Historical disputes between South Korea and Japan revolve around one key issue: how much, and in what fashion should Japan apologize for its colonial past. Many Koreans argue that Japan has never authentically and honestly apologized for the crimes it committed during the Imperial era. An increasing number of Japanese believe, to the contrary, that South Korea is using the “apology business” as a political bargaining chip, and that no amount of apologies, however heartfelt, will ever be enough.
To make sense of this complex situation and see past the underlying politics, we had the pleasure of interviewing Professor Alexis Dudden about her book Troubled Apologies Among Korea, Japan and the United States (Columbia University Press, 2008). Professor Dudden is our first returning guest: we had a great conversation back in Episode 28 about Imperial Japan’s attempts to provide legal and moral legitimacy to its colonization of the Korean Peninsula, based on her first book, Japan’s Colonization of Korea: Discourse and Power, published in 2005 (University of Hawai’i Press).

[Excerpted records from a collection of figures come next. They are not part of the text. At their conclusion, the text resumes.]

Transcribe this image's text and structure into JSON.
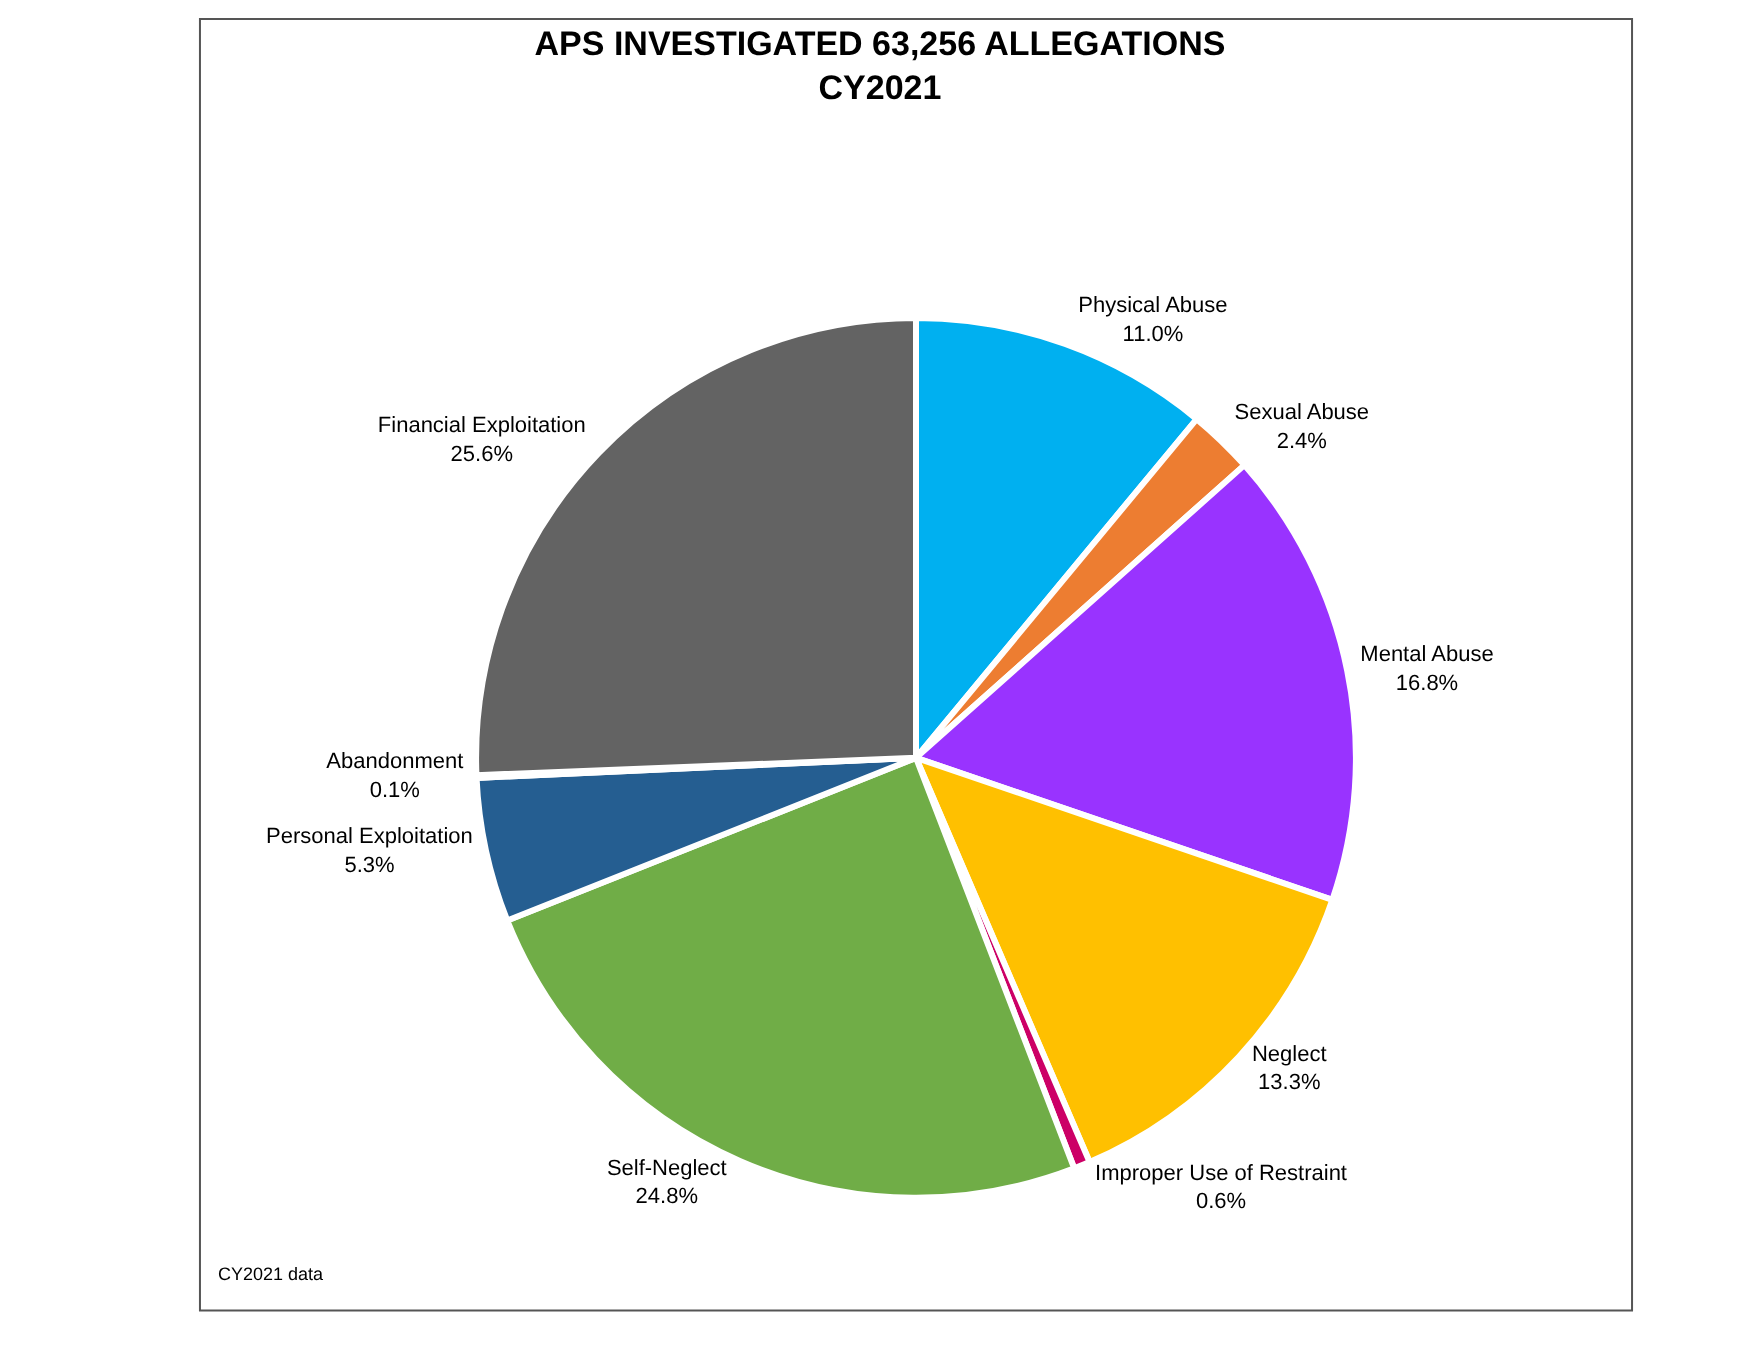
{
  "chart_data": {
    "type": "pie",
    "title": "APS INVESTIGATED 63,256 ALLEGATIONS\nCY2021",
    "categories": [
      "Physical Abuse",
      "Sexual Abuse",
      "Mental Abuse",
      "Neglect",
      "Improper Use of Restraint",
      "Self-Neglect",
      "Personal Exploitation",
      "Abandonment",
      "Financial Exploitation"
    ],
    "values": [
      11.0,
      2.4,
      16.8,
      13.3,
      0.6,
      24.8,
      5.3,
      0.1,
      25.6
    ],
    "value_labels": [
      "11.0%",
      "2.4%",
      "16.8%",
      "13.3%",
      "0.6%",
      "24.8%",
      "5.3%",
      "0.1%",
      "25.6%"
    ],
    "colors": [
      "#00b0f0",
      "#ed7d31",
      "#9933ff",
      "#ffc000",
      "#cc0066",
      "#70ad47",
      "#255e91",
      "#c00000",
      "#636363"
    ],
    "legend": false,
    "annotations": [
      "CY2021 data"
    ]
  }
}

Professor Dudden is Professor of History at the University of Connecticut; she received her BA from Columbia University and her PhD in history from the University of Chicago. She has published in various academic journals and news outlets, including the Journal of Asian Studies, Dissent and The New York Times. Professor Dudden is currently working on her third book, Islands, Empire, Nation: A History of Modern Japan, under contract with Oxford University Press.
Do we really need to be fighting over the Nanjing Massacre? We know it happened. We know it was awful. What are we using that history for? As a diversion today. And so that’s how I think about how histories are used politically as weapons, as ruses, as devices to divert attention away from very key and ongoing social-political problems. Collectively, the one that suffers the most is climate change.
The interview was recorded on November 21st in Seoul.